Zur aktuellen Diskussion um das frühere Dynamit Nobel Gelände

Diehl möchte ebenfalls die 50 Hektar von der DN kaufen, um die Produktion auszuweiten. Auf Antrag der GRÜNEN hat der Stadtrat sich mit dem Thema befasst und mit deutlicher Mehrheit beschlossen: Die Stadt sichert sich das Vorkaufsrecht für die 50 Hektar. Die Stadt stellt einen Bebauungsplan für dieses Areal auf.

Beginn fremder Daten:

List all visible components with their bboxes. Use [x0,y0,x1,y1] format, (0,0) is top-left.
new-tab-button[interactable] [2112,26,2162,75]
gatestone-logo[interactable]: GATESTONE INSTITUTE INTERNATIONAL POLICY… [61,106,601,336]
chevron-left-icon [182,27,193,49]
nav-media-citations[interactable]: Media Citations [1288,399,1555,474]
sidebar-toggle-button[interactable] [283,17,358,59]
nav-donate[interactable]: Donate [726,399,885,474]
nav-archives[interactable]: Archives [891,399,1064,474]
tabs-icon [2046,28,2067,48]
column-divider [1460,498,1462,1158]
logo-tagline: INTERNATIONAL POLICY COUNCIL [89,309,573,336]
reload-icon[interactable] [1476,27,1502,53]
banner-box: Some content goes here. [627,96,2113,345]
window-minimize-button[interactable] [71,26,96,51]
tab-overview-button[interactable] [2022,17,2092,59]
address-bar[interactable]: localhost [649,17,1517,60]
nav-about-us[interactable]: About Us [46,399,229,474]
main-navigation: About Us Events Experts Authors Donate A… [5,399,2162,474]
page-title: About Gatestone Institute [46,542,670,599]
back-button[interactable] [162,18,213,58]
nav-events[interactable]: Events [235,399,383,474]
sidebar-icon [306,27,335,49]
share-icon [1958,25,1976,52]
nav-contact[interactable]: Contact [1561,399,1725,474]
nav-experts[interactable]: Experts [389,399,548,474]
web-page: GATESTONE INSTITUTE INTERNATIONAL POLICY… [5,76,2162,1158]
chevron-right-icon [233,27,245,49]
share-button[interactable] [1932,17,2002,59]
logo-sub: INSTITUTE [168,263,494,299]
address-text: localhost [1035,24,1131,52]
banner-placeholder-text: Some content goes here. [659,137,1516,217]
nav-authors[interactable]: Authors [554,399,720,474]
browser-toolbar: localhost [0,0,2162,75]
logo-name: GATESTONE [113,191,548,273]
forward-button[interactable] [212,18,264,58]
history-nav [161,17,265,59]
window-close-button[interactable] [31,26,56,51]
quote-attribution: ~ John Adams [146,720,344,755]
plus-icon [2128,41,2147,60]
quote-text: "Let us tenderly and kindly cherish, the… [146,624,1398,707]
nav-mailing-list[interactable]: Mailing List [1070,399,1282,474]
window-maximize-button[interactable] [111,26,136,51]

Beide Beschlüsse schränken nicht die aktuelle Produktion von Diehl Defence ein. Beide Beschlüsse schränken auch nicht die Ausweitung dieser Produktion in der bereits bestehenden Fabrik ein.

Die Beschlüsse des Stadtrates sind auf die langfristige Nutzung des Geländes angelegt. Eine deutlich vergrößerte Rüstungsfabrik mitten in der Stadt lehnt die Zweidrittel-Mehrheit des Rates ab. Sie will die Fläche nach einer Sanierung für Gewerbegebiete mit einem Unternehmensmix und in Randbereichen für die Schaffung von Wohnraum nutzen.

Mit seinen Beschlüssen blockiert der Stadtrat nicht die kurzfristige Rüstungsproduktion für die Bundeswehr und die Ukraine. Der Stadtrat möchte jedoch verhindern, dass riesige Teile des Dynamit Nobel Areals für immer brachliegende Abstandsflächen einer Rüstungsfabrik bleiben, wie es bei einem Kauf durch Diehl geschehen würde.

Bürgermeister Alexander Biber stellt sich schützend vor den Stadtrat, der für seine Beschlüsse bundesweit massiv angegangen wird. Auch zum Beispiel von der Vorsitzenden des Verteidigungsausschusses des Deutschen Bundestages. Mit Blick auf sie hatte Biber in der Frankfurter Allgemeinen Zeitung vom 12. Dezember 2023 erläutert: „Die kommunale Selbstverwaltung aus Artikel 28 Grundgesetz gehört zu den konstitutiven Elementen unseres Staates, zentraler Teil davon ist die kommunale Planungshoheit.“

Bibers Vorschlag zur Lösung des Konfliktes: Kurzfristig die Produktion in Troisdorf hochfahren, soweit sie der Unterstützung der Ukraine dient. Langfristig einen neuen Standort für Diehl Defence finden, an dem das Unternehmen außerhalb eines Ballungsgebietes produzieren kann.